Bei der Prüfung der hinreichenden Aussicht auf Erfolg im Rahmen der Prozesskostenhilfe findet lediglich eine summarische Prüfung vor dem Hintergrund des verfassungsrechtlichen Rahmens der Art. 3 Abs. 1, 20 Abs. 3 und 19 Abs. 4 GG statt. Hinreichende Erfolgsaussicht ist gegeben, wenn das Gericht den Rechtsstandpunkt des Klägers bzw. Antragstellers auf Grund seiner Sachverhaltsschilderung und der vorliegenden Unterlagen für zutreffend oder zumindest für vertretbar hält und in tatsächlicher Hinsicht von der Möglichkeit der Beweisführung überzeugt ist (vgl.

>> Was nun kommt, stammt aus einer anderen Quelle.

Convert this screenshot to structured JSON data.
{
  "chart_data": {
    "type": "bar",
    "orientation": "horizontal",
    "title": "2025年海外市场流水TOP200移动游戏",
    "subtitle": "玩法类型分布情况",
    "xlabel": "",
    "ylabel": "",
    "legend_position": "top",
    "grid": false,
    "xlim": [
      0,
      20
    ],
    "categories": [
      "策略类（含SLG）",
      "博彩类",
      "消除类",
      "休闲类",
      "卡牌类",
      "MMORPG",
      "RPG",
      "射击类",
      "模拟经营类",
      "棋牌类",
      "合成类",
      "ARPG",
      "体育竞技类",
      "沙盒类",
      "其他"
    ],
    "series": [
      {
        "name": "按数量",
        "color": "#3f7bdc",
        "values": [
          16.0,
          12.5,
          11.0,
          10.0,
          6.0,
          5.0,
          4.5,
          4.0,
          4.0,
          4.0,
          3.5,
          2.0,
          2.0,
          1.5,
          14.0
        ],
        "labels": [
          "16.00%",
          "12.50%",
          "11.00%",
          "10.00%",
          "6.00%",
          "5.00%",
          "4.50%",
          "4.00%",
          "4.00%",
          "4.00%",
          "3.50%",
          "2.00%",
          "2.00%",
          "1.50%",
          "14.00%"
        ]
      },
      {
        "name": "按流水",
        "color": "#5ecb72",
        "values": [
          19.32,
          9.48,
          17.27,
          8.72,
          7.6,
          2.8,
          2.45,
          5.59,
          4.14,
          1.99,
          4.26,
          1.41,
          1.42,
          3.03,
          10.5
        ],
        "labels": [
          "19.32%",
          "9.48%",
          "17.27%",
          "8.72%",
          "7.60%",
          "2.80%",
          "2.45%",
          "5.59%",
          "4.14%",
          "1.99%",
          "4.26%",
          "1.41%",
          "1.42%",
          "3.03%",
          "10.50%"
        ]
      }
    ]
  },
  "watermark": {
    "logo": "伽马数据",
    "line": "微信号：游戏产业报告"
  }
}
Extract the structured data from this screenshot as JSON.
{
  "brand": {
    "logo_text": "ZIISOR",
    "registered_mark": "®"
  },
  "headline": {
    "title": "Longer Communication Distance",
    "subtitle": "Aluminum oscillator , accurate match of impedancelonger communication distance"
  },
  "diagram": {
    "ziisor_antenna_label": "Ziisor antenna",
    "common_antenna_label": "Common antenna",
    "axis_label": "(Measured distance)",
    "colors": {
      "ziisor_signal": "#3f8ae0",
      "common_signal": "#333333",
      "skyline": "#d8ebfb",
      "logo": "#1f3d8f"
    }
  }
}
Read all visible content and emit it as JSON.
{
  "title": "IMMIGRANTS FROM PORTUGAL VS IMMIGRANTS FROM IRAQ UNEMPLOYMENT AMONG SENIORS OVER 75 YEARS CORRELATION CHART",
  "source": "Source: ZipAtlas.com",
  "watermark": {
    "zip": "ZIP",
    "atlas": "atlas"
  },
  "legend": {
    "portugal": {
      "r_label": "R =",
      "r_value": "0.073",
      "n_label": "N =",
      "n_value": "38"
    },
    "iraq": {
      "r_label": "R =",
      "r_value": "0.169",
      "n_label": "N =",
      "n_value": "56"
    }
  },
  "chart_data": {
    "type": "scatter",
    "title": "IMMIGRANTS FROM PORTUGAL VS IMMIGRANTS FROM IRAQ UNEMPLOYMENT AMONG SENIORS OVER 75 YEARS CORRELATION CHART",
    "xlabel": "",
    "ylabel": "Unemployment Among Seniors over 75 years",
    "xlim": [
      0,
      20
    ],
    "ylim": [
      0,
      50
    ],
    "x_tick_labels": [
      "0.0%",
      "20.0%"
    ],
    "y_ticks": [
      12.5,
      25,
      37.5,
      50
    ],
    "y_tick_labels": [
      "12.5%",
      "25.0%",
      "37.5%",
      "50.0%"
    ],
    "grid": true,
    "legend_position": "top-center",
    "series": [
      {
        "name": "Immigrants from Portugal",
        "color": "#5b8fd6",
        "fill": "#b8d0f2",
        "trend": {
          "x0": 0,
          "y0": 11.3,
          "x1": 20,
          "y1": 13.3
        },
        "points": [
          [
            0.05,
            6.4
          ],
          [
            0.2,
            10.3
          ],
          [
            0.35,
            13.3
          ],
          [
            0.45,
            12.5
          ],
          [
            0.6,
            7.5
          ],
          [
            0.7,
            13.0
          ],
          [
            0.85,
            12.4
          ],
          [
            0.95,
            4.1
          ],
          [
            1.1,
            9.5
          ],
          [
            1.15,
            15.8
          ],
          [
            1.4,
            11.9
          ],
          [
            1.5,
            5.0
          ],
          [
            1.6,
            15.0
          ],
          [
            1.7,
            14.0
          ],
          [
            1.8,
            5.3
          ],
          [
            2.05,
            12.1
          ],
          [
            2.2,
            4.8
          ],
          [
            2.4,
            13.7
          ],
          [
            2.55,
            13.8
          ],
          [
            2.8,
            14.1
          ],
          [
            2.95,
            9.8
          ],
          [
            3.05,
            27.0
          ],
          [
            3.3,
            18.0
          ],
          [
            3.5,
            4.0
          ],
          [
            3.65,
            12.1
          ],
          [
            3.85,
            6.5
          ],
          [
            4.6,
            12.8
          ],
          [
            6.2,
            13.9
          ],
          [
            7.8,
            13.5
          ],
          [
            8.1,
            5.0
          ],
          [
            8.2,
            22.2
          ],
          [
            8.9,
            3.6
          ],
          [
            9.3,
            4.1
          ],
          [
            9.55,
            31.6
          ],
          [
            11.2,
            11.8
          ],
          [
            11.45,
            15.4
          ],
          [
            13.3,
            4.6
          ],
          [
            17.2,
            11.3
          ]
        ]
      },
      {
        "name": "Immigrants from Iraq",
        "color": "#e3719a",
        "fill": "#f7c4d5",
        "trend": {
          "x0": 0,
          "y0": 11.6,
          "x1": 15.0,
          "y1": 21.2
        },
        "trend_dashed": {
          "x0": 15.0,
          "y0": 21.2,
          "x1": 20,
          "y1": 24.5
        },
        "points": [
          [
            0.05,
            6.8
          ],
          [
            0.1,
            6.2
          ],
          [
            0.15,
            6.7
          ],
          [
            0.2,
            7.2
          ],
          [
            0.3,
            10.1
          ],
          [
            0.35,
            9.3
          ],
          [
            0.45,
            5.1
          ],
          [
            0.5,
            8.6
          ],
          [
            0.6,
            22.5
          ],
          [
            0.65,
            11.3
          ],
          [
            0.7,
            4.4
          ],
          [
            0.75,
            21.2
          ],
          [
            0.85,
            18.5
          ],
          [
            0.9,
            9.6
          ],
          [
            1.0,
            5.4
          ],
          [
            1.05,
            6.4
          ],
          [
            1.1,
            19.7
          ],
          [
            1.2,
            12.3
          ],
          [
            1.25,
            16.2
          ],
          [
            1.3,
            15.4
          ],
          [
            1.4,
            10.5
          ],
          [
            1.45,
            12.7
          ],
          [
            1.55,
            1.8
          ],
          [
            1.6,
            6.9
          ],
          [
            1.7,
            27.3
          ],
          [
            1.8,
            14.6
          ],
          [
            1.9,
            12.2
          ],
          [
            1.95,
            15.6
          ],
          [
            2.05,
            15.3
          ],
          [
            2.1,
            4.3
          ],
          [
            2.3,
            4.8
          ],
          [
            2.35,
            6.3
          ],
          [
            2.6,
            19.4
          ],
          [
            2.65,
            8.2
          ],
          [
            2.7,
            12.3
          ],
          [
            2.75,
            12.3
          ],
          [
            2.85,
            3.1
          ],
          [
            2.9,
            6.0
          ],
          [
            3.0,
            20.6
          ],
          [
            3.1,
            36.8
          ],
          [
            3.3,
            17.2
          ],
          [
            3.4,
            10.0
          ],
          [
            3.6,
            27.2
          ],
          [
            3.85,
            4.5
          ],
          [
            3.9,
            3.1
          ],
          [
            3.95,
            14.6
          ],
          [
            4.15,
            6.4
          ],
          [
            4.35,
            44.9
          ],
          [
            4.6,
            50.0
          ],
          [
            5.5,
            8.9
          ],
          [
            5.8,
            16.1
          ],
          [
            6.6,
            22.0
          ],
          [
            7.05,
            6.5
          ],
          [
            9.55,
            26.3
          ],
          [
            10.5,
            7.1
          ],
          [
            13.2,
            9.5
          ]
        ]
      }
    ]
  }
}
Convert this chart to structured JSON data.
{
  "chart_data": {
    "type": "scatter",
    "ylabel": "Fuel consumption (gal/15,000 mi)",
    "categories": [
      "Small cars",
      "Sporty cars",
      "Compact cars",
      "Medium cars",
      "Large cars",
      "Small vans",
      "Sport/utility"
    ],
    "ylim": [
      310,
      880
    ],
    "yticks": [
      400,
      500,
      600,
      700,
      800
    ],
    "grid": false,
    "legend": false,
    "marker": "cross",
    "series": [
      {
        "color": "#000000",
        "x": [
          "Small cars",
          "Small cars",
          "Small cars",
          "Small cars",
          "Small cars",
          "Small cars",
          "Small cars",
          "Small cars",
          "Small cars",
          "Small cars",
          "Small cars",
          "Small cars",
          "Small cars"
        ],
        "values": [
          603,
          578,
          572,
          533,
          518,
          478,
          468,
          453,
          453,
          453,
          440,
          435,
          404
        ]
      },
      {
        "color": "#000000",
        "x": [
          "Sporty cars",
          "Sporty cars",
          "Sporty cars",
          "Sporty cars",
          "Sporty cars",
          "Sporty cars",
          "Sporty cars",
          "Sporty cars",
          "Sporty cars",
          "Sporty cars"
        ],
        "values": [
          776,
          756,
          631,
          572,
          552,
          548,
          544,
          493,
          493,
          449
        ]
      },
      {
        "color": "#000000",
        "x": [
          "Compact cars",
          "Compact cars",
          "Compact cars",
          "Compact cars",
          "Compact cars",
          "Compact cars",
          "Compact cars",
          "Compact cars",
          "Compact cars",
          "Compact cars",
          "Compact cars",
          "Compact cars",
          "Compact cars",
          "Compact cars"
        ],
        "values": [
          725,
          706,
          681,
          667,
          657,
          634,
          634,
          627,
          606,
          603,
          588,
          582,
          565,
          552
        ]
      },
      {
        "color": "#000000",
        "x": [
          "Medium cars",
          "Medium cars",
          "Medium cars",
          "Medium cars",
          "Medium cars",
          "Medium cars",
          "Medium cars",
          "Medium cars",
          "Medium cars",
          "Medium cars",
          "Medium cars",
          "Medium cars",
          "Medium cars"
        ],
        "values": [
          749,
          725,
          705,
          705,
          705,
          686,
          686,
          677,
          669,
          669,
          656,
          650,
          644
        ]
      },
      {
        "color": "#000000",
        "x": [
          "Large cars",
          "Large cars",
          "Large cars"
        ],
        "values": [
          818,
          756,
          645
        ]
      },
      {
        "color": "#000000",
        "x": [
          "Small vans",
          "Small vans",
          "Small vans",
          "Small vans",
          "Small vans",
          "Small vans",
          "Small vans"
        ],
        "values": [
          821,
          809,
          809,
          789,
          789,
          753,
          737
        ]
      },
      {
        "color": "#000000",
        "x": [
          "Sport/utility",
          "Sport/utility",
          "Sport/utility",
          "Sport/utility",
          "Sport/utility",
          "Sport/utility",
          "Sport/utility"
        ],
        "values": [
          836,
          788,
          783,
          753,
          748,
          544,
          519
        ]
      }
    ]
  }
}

Schmidt in: Meyer-Ladewig u. a., SGG Kommentar, 14. Aufl. 2023, § 73a Rn. 7a, m. w. N.). Aus Gründen der Rechtsschutzgleichheit zwischen den Beteiligten sind keine überspannten Anforderungen zu stellen. Prozesskostenhilfe kommt jedoch nicht in Betracht, wenn ein Erfolg in der Hauptsache zwar nicht gänzlich ausgeschlossen, die Erfolgschance aber nur eine entfernte ist (vgl. BVerfG, Beschluss vom 07. April 2000 – 1 BvR 81/00 -, Juris).

Vorliegend hat die Beschwerde aus den obigen Gründen zu keinem Zeitpunkt eine hinreichende Erfolgsaussicht geboten, so dass die Bewilligung von Prozesskostenhilfe bereits aus diesem Grunde abzulehnen war.

IV.

Der Beschluss ist nicht mit der Beschwerde anfechtbar (§ 177 SGG).